The big announcements so far this year were the launch of Einstein GPT, which it branded the first generative AI for CRM, as well as AI Cloud, which aims to provide customers with a toolkit to get started with their generative AI initiatives, bringing together AI, data, analytics and automation. Generative AI is now baked into Salesforce’s wider offering, including Sales GPT, Service GPT, Marketing GPT, Commerce GPT, Tableau GPT, and Platform GPT, enabling users to speed up productivity, offer hyper-personalized services, and enhance customer success and growth.

Customers are already harnessing more established flavours of AI in the Salesforce platform. For example, retail group Marks & Spencer is using Salesforce’s AI technology to personalise billions of customer interactions across multiple channels, including its website, stores, contact centres and core CRM system. Santander is using Salesforce’s GPT capabilities in its international trade portal, Santander Navigator, to better support businesses seeking to expand into international markets.

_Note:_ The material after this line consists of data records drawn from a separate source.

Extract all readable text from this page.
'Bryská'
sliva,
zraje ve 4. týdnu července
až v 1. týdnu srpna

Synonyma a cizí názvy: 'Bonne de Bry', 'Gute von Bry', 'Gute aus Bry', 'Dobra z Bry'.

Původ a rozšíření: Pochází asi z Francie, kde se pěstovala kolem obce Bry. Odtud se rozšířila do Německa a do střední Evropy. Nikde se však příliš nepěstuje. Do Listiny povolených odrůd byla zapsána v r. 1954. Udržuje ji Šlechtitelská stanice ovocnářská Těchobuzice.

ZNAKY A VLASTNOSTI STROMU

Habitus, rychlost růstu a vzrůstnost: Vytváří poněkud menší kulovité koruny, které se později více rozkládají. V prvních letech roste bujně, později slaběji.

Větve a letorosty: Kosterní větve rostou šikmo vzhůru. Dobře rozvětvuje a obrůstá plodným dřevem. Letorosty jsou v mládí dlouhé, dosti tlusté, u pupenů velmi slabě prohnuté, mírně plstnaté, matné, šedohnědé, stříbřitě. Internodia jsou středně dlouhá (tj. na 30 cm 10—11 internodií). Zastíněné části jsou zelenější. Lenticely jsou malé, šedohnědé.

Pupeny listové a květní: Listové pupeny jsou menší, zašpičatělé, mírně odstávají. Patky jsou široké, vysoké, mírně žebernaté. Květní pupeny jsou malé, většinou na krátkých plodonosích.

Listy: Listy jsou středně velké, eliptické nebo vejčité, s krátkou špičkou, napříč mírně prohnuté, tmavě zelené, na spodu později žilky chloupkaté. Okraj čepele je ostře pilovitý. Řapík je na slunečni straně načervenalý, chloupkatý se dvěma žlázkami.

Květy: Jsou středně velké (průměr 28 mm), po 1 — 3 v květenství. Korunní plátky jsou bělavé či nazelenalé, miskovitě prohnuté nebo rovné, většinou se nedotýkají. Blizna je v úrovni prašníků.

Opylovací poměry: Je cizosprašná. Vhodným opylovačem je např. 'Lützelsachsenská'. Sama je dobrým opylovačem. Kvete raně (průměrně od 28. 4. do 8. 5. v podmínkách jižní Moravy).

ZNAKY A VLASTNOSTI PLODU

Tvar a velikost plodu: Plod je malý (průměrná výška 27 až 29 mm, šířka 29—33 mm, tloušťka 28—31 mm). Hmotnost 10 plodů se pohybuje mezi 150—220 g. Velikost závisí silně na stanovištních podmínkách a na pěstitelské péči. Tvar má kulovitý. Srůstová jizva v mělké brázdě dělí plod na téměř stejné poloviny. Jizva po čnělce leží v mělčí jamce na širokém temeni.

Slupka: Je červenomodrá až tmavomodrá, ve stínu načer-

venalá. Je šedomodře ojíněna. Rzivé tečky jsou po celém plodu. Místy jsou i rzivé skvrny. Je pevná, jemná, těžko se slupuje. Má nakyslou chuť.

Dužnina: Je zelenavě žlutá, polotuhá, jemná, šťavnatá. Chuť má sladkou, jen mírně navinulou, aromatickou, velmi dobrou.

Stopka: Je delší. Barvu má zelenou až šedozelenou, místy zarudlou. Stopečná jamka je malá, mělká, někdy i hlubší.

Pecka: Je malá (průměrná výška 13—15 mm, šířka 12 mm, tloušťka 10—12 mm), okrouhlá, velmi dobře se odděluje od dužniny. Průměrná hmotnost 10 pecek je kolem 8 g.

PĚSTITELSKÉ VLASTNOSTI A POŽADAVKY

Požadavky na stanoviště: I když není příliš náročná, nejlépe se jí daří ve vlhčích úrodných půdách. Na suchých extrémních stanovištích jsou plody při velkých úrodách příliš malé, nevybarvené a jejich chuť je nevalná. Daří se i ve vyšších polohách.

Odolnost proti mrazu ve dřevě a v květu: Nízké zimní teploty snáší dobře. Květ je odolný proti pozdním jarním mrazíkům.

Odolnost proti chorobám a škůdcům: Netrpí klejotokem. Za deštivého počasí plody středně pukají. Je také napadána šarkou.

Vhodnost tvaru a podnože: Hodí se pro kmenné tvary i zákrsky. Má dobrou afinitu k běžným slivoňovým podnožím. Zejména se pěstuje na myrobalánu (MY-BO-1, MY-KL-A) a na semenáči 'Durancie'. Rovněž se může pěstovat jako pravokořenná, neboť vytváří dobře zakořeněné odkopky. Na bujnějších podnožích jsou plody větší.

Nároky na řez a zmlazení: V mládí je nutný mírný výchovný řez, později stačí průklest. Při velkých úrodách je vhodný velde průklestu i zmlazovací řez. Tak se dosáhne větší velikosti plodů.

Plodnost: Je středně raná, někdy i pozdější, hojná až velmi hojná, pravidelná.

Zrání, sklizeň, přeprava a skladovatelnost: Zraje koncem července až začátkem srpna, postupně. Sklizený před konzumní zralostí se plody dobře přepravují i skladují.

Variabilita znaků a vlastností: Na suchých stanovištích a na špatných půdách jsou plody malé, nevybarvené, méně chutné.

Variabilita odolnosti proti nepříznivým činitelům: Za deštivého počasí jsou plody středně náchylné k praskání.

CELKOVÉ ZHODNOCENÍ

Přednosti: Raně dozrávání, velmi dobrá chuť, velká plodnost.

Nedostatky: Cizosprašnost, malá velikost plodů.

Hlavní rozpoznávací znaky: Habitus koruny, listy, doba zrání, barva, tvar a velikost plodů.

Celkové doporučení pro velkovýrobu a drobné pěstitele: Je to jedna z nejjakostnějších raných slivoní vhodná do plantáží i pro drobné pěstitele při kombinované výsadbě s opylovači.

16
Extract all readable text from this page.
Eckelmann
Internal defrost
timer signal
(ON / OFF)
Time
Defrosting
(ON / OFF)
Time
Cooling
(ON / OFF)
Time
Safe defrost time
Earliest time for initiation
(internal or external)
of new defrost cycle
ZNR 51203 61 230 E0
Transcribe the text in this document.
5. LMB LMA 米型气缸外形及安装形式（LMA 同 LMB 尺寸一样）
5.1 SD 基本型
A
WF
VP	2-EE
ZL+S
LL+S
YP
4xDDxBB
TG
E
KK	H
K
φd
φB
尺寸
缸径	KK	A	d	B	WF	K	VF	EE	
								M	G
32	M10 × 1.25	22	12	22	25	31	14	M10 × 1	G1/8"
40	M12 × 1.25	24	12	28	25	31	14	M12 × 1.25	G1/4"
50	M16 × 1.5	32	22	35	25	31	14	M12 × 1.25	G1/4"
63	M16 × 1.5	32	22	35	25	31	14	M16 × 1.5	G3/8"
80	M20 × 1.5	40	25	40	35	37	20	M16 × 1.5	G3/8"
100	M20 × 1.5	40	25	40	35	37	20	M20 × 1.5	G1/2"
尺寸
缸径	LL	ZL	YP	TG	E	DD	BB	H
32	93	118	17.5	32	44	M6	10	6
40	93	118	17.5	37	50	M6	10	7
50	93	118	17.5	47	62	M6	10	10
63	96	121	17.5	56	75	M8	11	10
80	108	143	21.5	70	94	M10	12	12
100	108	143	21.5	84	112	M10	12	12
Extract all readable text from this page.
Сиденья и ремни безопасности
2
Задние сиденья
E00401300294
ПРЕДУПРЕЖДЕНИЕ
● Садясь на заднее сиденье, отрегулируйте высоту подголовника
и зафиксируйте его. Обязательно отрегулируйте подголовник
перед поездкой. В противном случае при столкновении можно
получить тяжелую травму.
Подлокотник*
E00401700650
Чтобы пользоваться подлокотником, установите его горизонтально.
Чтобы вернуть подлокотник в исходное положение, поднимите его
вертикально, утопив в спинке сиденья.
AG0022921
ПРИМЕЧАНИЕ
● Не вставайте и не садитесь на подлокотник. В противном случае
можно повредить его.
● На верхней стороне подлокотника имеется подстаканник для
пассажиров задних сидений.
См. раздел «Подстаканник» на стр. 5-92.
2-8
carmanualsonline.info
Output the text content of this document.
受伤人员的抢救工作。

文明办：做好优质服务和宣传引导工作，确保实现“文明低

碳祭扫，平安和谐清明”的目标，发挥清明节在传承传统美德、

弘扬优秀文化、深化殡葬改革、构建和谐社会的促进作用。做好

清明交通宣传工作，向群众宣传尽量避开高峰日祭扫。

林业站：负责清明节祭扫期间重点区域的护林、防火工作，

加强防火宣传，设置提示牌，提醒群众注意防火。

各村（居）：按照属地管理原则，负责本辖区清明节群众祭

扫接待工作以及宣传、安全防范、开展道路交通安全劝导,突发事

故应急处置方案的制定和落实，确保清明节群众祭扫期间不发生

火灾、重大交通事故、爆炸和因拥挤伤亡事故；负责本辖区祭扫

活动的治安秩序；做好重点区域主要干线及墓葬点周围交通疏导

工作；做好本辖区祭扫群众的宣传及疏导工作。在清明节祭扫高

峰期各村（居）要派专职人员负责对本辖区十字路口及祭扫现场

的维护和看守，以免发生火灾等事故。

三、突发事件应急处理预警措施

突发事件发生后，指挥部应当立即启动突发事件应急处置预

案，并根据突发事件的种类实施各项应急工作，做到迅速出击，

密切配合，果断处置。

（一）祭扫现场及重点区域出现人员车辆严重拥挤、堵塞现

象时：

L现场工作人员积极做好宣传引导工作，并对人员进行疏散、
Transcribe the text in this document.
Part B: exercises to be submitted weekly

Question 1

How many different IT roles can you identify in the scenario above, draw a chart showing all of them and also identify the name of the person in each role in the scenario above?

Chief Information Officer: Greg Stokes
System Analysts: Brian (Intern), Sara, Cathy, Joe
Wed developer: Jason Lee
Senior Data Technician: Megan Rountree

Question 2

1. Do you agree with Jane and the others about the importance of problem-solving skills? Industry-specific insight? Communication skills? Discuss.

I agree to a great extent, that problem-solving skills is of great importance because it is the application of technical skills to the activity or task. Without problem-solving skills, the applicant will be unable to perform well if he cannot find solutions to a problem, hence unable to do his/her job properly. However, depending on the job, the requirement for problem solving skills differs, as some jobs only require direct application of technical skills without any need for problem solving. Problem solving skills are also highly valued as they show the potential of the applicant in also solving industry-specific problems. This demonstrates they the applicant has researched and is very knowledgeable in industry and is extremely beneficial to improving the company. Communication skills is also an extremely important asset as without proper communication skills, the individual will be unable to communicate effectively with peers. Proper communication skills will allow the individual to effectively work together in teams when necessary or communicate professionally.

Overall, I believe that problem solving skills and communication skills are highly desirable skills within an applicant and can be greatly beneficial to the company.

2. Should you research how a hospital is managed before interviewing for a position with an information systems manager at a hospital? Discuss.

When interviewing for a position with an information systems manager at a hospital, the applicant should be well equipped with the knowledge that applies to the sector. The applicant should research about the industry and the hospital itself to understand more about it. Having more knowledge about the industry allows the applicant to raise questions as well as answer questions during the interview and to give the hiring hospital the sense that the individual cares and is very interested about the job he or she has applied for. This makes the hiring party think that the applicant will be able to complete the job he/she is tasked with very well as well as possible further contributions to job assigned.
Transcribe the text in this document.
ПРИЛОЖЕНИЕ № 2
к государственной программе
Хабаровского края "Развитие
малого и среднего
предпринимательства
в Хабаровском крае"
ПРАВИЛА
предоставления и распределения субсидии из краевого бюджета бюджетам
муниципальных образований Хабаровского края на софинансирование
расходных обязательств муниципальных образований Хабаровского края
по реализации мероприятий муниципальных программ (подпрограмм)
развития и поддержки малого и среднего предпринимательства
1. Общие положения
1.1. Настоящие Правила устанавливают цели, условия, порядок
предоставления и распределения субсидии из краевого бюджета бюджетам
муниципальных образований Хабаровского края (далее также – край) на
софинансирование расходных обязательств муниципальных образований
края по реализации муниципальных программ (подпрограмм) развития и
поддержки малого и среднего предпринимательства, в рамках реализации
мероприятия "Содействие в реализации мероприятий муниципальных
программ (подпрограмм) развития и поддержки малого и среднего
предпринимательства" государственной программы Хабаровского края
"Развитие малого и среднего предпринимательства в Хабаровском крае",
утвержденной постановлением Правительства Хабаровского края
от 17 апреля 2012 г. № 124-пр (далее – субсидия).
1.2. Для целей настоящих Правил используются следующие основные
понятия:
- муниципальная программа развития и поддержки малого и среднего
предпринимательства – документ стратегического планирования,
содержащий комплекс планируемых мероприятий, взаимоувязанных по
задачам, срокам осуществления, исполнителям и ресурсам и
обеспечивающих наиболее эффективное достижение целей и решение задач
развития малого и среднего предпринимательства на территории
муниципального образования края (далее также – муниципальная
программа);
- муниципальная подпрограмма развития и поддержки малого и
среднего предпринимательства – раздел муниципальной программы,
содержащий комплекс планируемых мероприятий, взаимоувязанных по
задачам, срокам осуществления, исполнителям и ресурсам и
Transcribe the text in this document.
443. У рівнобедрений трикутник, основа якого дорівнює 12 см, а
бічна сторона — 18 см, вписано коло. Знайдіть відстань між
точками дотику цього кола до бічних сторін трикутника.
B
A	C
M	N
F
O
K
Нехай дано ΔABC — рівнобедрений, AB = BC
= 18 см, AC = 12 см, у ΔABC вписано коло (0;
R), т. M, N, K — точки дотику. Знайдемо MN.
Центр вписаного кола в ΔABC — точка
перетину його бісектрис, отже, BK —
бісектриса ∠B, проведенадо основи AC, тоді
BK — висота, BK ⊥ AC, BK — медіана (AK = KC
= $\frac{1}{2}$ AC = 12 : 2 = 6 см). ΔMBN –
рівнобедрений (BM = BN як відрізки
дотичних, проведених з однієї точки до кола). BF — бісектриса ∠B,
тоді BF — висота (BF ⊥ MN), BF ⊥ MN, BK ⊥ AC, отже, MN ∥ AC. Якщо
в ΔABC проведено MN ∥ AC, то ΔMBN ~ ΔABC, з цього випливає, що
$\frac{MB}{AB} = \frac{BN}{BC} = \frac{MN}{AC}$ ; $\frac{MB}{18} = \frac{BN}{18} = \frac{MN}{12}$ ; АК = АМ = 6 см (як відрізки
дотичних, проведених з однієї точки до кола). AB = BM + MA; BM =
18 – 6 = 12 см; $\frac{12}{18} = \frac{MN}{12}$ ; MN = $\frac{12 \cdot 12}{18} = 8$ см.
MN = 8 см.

But while there is a huge amount of interest in what generative AI can bring to the party, most clients are taking a cautious approach to ensure that they are using data within the appropriate guardrails.

Salesforce ensures appropriate and trustworthy usage of data and generative AI through its recently launched Einstein GPT Trust Layer, which through various steps prevent private details falling into the public domain, mitigating risks. Its process includes large language models such as Bring Your Own Model, Shared Trust, and Salesforce Hosted while Einstein GPT Trust Layer comprises secure data retrieval, dynamics grounding, data masking, toxicity detection, auditing, and zero retention. Essentially, these key services prevent data leakage, unauthorized access, generation of misleading information and harmful or inappropriate content, mask personally identifiable information, while also logging and monitoring generative AI usage.

Some use cases emphasized by Salesforce include drafting outreach emails in seconds within Sales GPT based on the target’s historical and preference data ensuring a personalized approach. Another example is solving complex customer queries faster within Slack GPT while Einstein GPT can create a template of the solution and identify similar problems that would benefit from the solution. But to improve the user experience, Salesforce launched Prompt Studio, offering stock templates ready for any prompt type, e.g., email, field population, sidebar, and more. Templates can be customized to the customer or issue at hand, while generating a tailored response in seconds, saving valuable time.

Overall, Salesforce needs to continue to invest on two fronts to get its growth back on an upward trajectory. Enhancing the core product set through AI and expanding and reinforcing its European account teams will help it stay on the front foot in the region. However, it must be careful of undermining the hugely important role that its ecosystem continues to play in taking it deeper into its clients’ core business activities.